Insulin-like growth factor binding protein-6 (IGFBP-6), the main regulator of insulin-like growth factor-2 (IGF-2), is a component of the stem cell niche in developing muscle cells. However, its role in muscle development has not been clearly defined. In this study, we investigated the role of IGFBP-6 in muscle commitment and differentiation of human mesenchymal stem cells derived from the placenta. We showed that placental mesenchymal stem cells (PMSCs) have the ability to differentiate into muscle cells when exposed to a specific culture medium by expressing muscle markers Pax3/7, MyoD, myogenin, and myosin heavy chain in a stage-dependent manner with the ultimate formation of multinucleated fibers and losing pluripotency-associated markers, OCT4 and SOX2. The addition of IGFBP-6 significantly increased pluripotency-associated markers as well as muscle differentiation markers at earlier time points, but the latter decreased with time.
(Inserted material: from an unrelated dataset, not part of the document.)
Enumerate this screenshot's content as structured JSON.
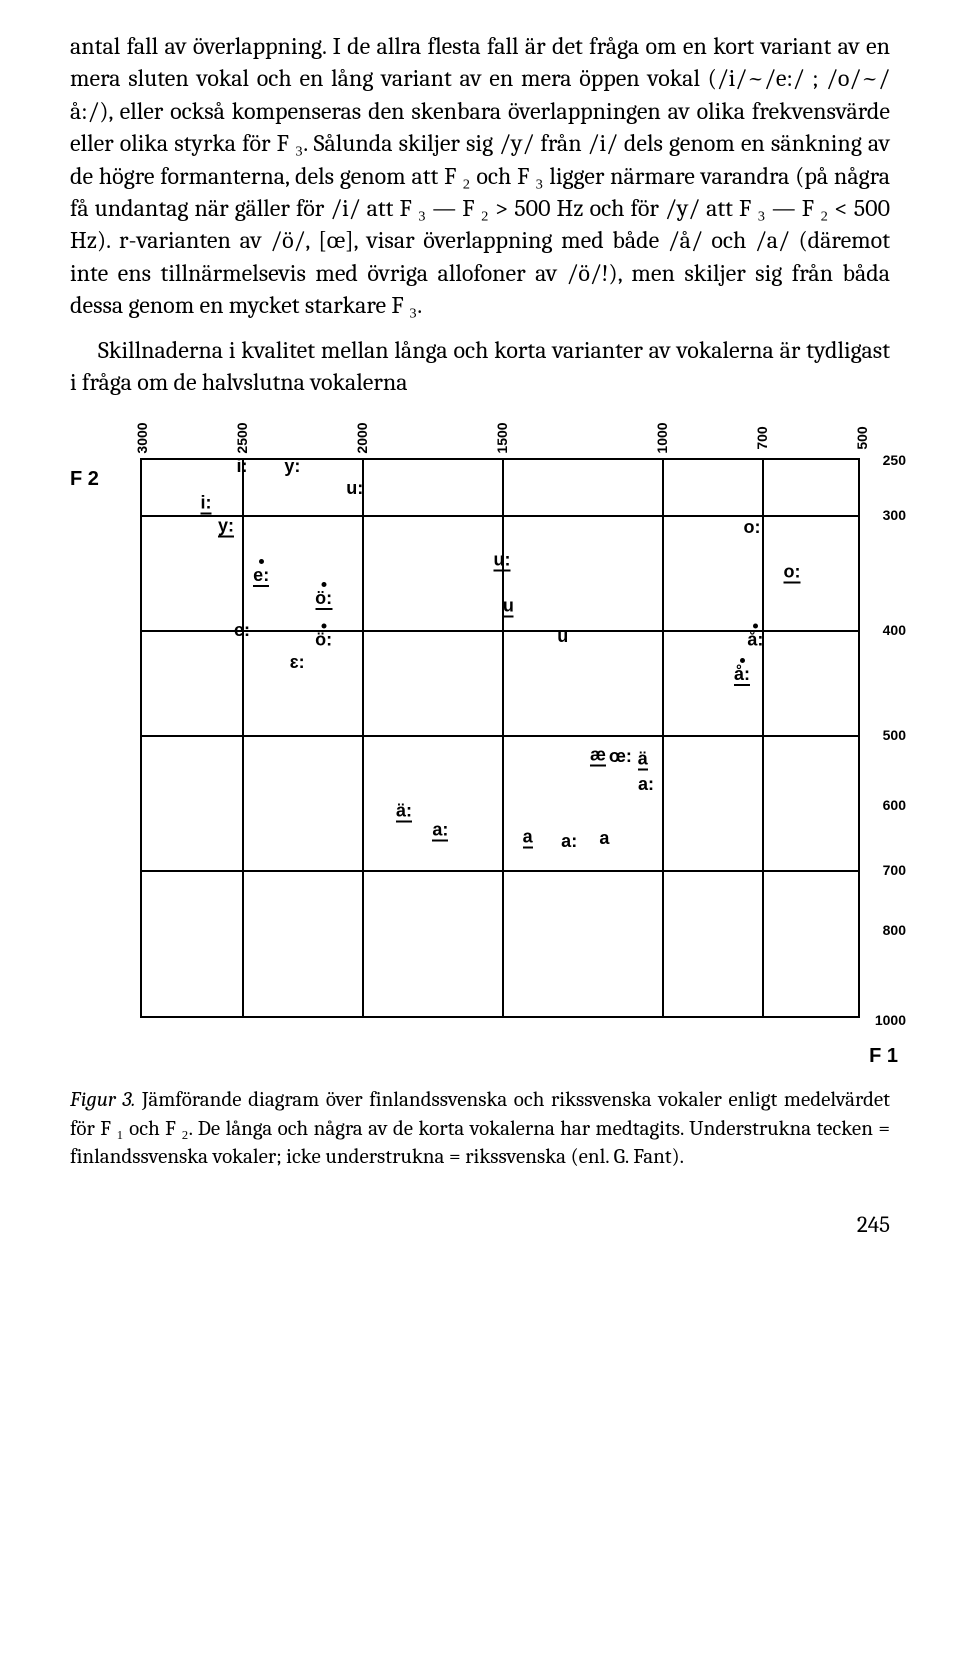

On the other hand, silencing IGFBP-6 decreased both pluripotent and differentiation markers at early time points. The levels of these markers increased as IGFBP-6 levels were restored. These findings indicate that IGFBP-6 influences MSC pluripotency and myogenic differentiation, with more prominent effects observed at the beginning of the differentiation process before muscle commitment.